2014-01-30

By: Stephanie Allen-Gobert

With today’s advancement and technology in the fields of dentistry and medicine, who could imagine having your tooth pulled with pliers? Despite, the United States spending nearly $600,000 in taxpayer dollars on Salang Hospital in Afghanistan, the hospital must still resort to medieval medical practices such as pulling teeth with pliers.

Salang Hospital is the only medical facility servicing the community of approximately 50,000. The hospital in Afghanistan’s Parwan Province, lacks essentials such as basic medical equipment, clean water, electricity, and a working sewage system.

A detailed report released Wednesday by the Special Inspector for Afghanistan Reconstruction (SIGAR), a federal government watchdog, details the good intentions of the U.S. contract that was commissioned in 2009 to build the hospital, and tries to get to the bottom of what went wrong. According to the SIGAR report, the USFOR-A (U.S. Forces-Afghanistan) commissioned to a local Afghan contractor, Shafi Hakimi Construction Company, to do the job in 2009 through a program designed to give Afghans jobs. A 20-bed hospital with surgery, X-ray rooms, a lab, a pharmacy, dental, pediatric, and mental wards was supposed to be built.

On a recent visit to the facility, NBC News observed the hospital’s desperate staff trying to administer care to patients like 12-year old Khorshid, who goes by only one name. The young girl came in with a toothache and left traumatized. “We have a total of six pieces of dental equipment,” said Dr. Said Maqsoud Sarwy, as he laid the rusty tools down on a table.  He pushed a chair against the wall, sat Khorshid down and poked around her top row of teeth with a pair of unsterilized scissors to determine which one hurt the most. “We don’t have what we need to check the teeth for cavities,” he frowned. “We don’t even have the equipment to help us determine whether we should extract a tooth or not.” That said, he decided to pull one of hers out.

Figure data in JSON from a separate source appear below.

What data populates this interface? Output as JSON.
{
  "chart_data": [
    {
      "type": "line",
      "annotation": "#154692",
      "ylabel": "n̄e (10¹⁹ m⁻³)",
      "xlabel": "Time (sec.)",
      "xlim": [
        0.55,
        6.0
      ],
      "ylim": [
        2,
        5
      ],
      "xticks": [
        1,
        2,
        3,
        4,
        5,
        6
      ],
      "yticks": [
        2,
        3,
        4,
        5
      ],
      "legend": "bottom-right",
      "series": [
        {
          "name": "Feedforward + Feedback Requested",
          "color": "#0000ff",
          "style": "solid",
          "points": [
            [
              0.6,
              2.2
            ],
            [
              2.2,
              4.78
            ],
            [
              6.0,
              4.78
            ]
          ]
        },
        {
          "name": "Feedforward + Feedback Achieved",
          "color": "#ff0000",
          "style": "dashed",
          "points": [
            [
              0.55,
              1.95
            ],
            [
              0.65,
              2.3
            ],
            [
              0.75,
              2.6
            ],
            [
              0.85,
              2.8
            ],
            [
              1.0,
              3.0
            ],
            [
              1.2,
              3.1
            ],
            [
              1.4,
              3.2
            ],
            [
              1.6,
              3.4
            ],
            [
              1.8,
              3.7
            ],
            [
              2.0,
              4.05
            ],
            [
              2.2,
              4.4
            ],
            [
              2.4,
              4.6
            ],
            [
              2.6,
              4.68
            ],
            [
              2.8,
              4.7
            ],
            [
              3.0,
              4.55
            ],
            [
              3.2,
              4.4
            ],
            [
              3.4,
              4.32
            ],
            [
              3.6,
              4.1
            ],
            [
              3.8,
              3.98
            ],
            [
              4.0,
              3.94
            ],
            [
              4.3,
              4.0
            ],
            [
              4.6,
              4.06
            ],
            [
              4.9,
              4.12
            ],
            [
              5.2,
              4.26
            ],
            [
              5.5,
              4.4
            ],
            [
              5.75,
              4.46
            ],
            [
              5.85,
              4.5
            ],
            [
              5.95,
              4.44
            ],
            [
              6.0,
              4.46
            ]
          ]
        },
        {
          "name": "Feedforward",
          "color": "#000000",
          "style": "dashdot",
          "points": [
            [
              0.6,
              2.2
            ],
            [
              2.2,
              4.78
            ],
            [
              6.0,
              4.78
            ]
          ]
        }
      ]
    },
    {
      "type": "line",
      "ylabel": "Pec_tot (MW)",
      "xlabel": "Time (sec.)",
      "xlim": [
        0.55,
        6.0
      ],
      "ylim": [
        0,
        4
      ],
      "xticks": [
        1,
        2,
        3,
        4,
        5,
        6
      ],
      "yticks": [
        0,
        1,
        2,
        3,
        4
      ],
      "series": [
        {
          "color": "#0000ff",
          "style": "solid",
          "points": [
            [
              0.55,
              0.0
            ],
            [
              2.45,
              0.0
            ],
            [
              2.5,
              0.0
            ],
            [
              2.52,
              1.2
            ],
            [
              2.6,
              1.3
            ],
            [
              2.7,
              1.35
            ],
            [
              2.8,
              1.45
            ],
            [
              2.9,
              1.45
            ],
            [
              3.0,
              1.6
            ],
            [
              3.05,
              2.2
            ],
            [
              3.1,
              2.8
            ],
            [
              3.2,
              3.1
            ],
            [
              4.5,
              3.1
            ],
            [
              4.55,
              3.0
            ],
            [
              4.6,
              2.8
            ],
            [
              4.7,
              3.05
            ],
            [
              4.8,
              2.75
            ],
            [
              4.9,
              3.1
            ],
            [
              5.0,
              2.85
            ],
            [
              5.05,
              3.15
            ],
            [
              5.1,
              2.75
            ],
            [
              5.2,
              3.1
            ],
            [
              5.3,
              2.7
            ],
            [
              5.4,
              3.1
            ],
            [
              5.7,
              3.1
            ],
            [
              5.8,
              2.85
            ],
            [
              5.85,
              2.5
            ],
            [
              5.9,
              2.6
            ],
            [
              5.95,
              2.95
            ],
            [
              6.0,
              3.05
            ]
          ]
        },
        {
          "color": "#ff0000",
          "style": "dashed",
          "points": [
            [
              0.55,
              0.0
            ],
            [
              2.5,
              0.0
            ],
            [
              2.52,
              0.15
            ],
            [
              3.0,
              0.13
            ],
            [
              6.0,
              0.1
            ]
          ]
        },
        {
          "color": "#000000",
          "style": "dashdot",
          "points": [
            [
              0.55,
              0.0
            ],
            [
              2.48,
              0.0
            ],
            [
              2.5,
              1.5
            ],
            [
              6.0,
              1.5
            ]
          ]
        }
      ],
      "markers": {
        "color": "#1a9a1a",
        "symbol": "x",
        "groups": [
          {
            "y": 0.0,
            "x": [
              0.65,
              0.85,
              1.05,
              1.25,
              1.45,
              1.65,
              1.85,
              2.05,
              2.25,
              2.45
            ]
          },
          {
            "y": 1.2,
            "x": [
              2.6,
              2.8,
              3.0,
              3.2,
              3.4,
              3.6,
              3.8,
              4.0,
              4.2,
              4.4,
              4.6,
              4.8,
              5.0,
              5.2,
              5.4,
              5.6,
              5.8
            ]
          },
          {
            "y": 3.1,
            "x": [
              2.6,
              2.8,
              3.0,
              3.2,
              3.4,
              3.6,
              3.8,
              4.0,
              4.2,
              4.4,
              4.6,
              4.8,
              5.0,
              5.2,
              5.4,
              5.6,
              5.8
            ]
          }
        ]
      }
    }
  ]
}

“They should have had a team of observers here, making sure the work was done properly and that they were using the right materials,” the hospital’s administrator, Arsala, who only goes by one name, told NBC News. “Promises that were made to us here were broken,” said one of the nurses, Arzoo Mohammadi. She is part of the less than 17% of the proposed staff that was supposed to be hired to provide care to the rugged mountain community.

The delivery room at Salang Hospital consists of a one dirty, rusty bed standing in a puddle of flood water next to a moldy, wet wall, as reported by NBC on a recent visit. The limited staff working with three light bulbs or having to jerry-rig wires to a neighbor’s property to keep the hospital running at night, has been commended by SIGAR for making the best of a limited facility.

USFOR-A has been aware of the many issues plaguing the hospital since it conducted an inspection in 2012. In documents obtained by NBC News, USFOR-A said that due to “reduced combat forces, threats in the area, and reduced technical engineering assets…it could not conduct a re-inspection.